All dies geht chaotisch, mutig in die Verbrechen und Bestrafung, das Dostojewskij im September 1865 halbverhungert und schlaflos in einem Wiesbadener Hotel beginnt, nachdem er sein ganzes Geld am Roulettetisch verloren hatte. Es ist ein Roman über hausartige Gebäude, verrußte Türen, kleine Räume, die nach Mäusen und Leder riechen. Halluzinationen knabbern am Rande der Realität. Betrunkene Degenerierte sagen klare und schöne Dinge. Innere Monologe werden hörbar. Vor allem ist es ein Roman von Subjektivität: die Unterdrückung davon, das geschwollene Gerangel, die schreiende Einsamkeit davon. „Völlig unnötige und unerwartete Details müssen in jedem Moment mitten in der Geschichte herausspringen“, schrieb Dostojewski in sein Notizbuch. Raskolnikows Motive, seine Erlösung oder sein Fehlen, die Wendungen der Handlung – am Ende Ablenkungsmanöver. Verbrechen und Bestrafung handelt von Ihrem Gehirn, Ihrem armen Gehirn, das der Sitz des modernen Bewusstseins ist. Es geht darum, wie das eigentlich, wirklich, fühlt sich.
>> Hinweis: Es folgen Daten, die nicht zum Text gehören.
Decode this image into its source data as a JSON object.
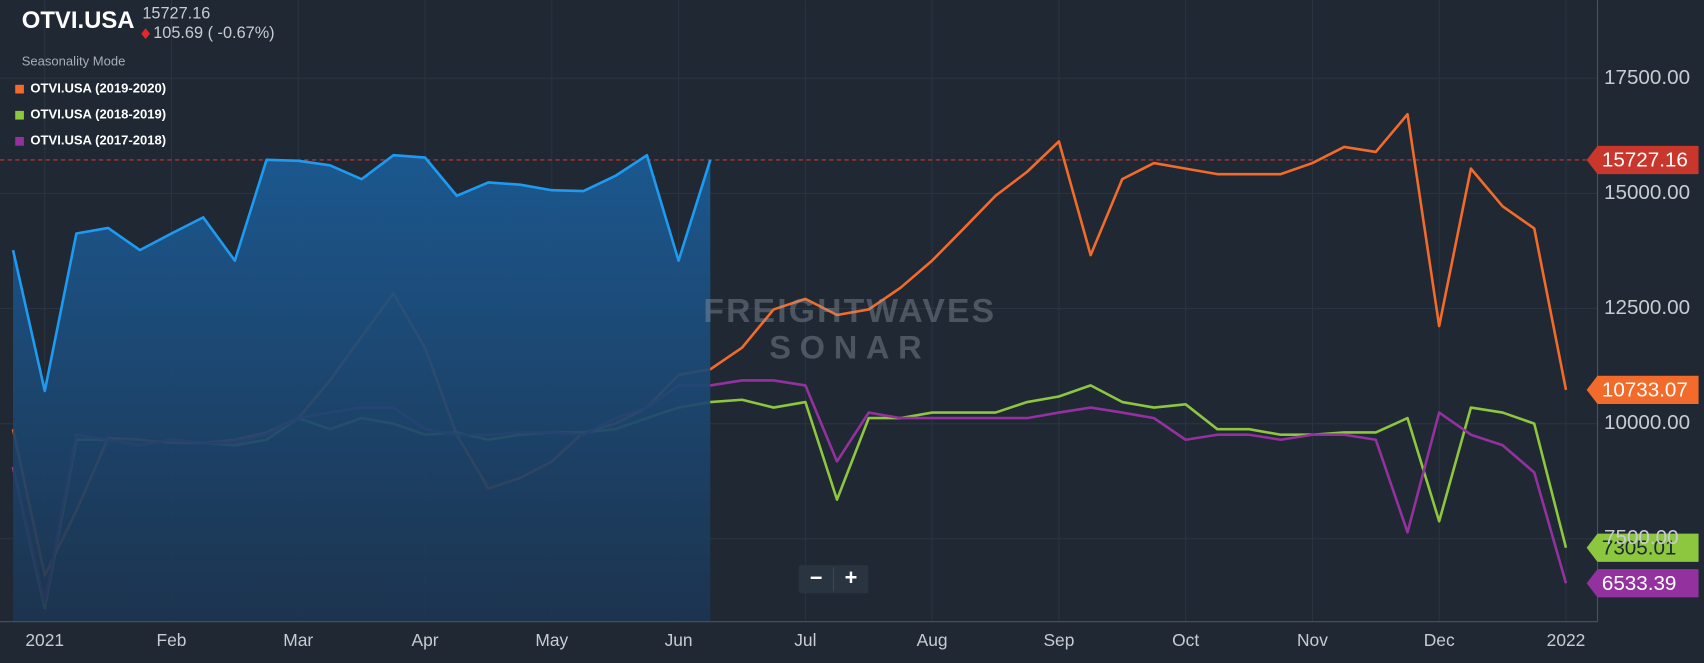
{
  "chart_data": {
    "type": "line",
    "title": "OTVI.USA",
    "change": "105.69 ( -0.67%)",
    "subtitle": "Seasonality Mode",
    "watermark": [
      "FREIGHTWAVES",
      "SONAR"
    ],
    "price_line_color": "#c9372c",
    "grid": true,
    "categories": [
      null,
      "2021",
      null,
      null,
      null,
      "Feb",
      null,
      null,
      null,
      "Mar",
      null,
      null,
      null,
      "Apr",
      null,
      null,
      null,
      "May",
      null,
      null,
      null,
      "Jun",
      null,
      null,
      null,
      "Jul",
      null,
      null,
      null,
      "Aug",
      null,
      null,
      null,
      "Sep",
      null,
      null,
      null,
      "Oct",
      null,
      null,
      null,
      "Nov",
      null,
      null,
      null,
      "Dec",
      null,
      null,
      null,
      "2022"
    ],
    "ylim": [
      5700,
      19200
    ],
    "yticks": [
      {
        "value": 7500,
        "label": "7500.00"
      },
      {
        "value": 10000,
        "label": "10000.00"
      },
      {
        "value": 12500,
        "label": "12500.00"
      },
      {
        "value": 15000,
        "label": "15000.00"
      },
      {
        "value": 17500,
        "label": "17500.00"
      }
    ],
    "series": [
      {
        "color": "#1e9bf0",
        "area": true,
        "values": [
          13770,
          10710,
          14130,
          14250,
          13770,
          14130,
          14480,
          13540,
          15730,
          15710,
          15610,
          15310,
          15830,
          15780,
          14950,
          15240,
          15190,
          15070,
          15050,
          15380,
          15830,
          13540,
          15727.16,
          null,
          null,
          null,
          null,
          null,
          null,
          null,
          null,
          null,
          null,
          null,
          null,
          null,
          null,
          null,
          null,
          null,
          null,
          null,
          null,
          null,
          null,
          null,
          null,
          null,
          null,
          null
        ]
      },
      {
        "name": "OTVI.USA (2019-2020)",
        "color": "#f26b2a",
        "values": [
          9880,
          6700,
          8110,
          9690,
          9650,
          9580,
          9580,
          9650,
          9810,
          10120,
          10940,
          11890,
          12830,
          11650,
          9760,
          8590,
          8820,
          9180,
          9810,
          10000,
          10350,
          11060,
          11180,
          11650,
          12480,
          12710,
          12360,
          12480,
          12950,
          13540,
          14240,
          14950,
          15470,
          16130,
          13660,
          15310,
          15660,
          15540,
          15420,
          15420,
          15420,
          15660,
          16010,
          15900,
          16720,
          12120,
          15540,
          14720,
          14240,
          10733.07
        ]
      },
      {
        "name": "OTVI.USA (2018-2019)",
        "color": "#8dc63f",
        "values": [
          9060,
          5990,
          9650,
          9650,
          9530,
          9650,
          9580,
          9530,
          9650,
          10120,
          9880,
          10120,
          10000,
          9760,
          9810,
          9650,
          9760,
          9810,
          9810,
          9880,
          10120,
          10350,
          10470,
          10520,
          10350,
          10470,
          8350,
          10120,
          10120,
          10240,
          10240,
          10240,
          10470,
          10590,
          10830,
          10470,
          10350,
          10420,
          9880,
          9880,
          9760,
          9760,
          9810,
          9810,
          10120,
          7880,
          10350,
          10240,
          10000,
          7305.01
        ]
      },
      {
        "name": "OTVI.USA (2017-2018)",
        "color": "#93329e",
        "values": [
          9060,
          6110,
          9760,
          9650,
          9530,
          9650,
          9580,
          9580,
          9760,
          10120,
          10240,
          10350,
          10350,
          9880,
          9760,
          9760,
          9810,
          9810,
          9760,
          10120,
          10350,
          10830,
          10830,
          10940,
          10940,
          10830,
          9180,
          10240,
          10120,
          10120,
          10120,
          10120,
          10120,
          10240,
          10350,
          10240,
          10120,
          9650,
          9760,
          9760,
          9650,
          9760,
          9760,
          9650,
          7640,
          10240,
          9760,
          9530,
          8940,
          6533.39
        ]
      }
    ]
  },
  "controls": {
    "zoom_out": "−",
    "zoom_in": "+"
  }
}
“Was ist die Hölle?” Pater Zosima fragt herein Die Brüder Karamazov. “Ich behaupte, dass es das Leiden ist, nicht lieben zu können.” Auf der Suche nach Erlösung aus dem unheilvollen Du-sein, aus der völligen Einengung des Schädels, können Sie sich entweder wie Lacenaire den Kopf abschlagen lassen oder sich der Liebe hingeben – wie es Raskolnikov in dem nicht sehr überzeugenden Epilog zu . tut Verbrechen und Bestrafung. Die Liebe seiner Frau Sonja erreicht ihn endlich, erlöst ihn, und sein Geist wandelt sich: „Nun hat er nichts bewusst entschieden; er fühlte nur. Statt der Dialektik war das Leben selbst angekommen, und in seinem Bewusstsein musste etwas ganz anderes erarbeitet werden.“ Wie immer bei Dostojewskij ist Jesus hier irgendwo drin – lächelnd, kryptisch. Raskolnikow hat die Evangelien unter seinem Kopfkissen, und er erinnert sich, wie Sonja ihm einmal die Geschichte von Lazarus vorgelesen hat. Liebling, du Wahnsinniger. Liebe, und werde aus dem Todeszustand auferweckt.

Und wenn nicht? Im selben Epilog hat Raskolnikow, der in einem sibirischen Gefängniskrankenhaus liegt, einen Fiebertraum: Er sieht eine große Seuche „aus den Tiefen Asiens“ kommen. Aber warte – es ist eine mentale Plage. „Menschen, die betroffen waren, wurden sofort besessen und wahnsinnig. Aber nie, nie hielten sich diese Leute für so intelligent und so unfehlbar, was die Wahrheit angeht, wie als sie infiziert waren.“ Der Individualismus hat seinen Höhepunkt erreicht; die Zerstäubung ist total. „Alle waren ängstlich, niemand verstand den anderen, jeder glaubte, die Wahrheit liege allein in ihm und litt gegenüber allen anderen, schlug sich auf die Brust, weinte und rang die Hände.“


Dieser Artikel erscheint in der Printausgabe vom November 2021 mit der Überschrift „Warum hat Dostojewski geschrieben? Verbrechen und Bestrafung?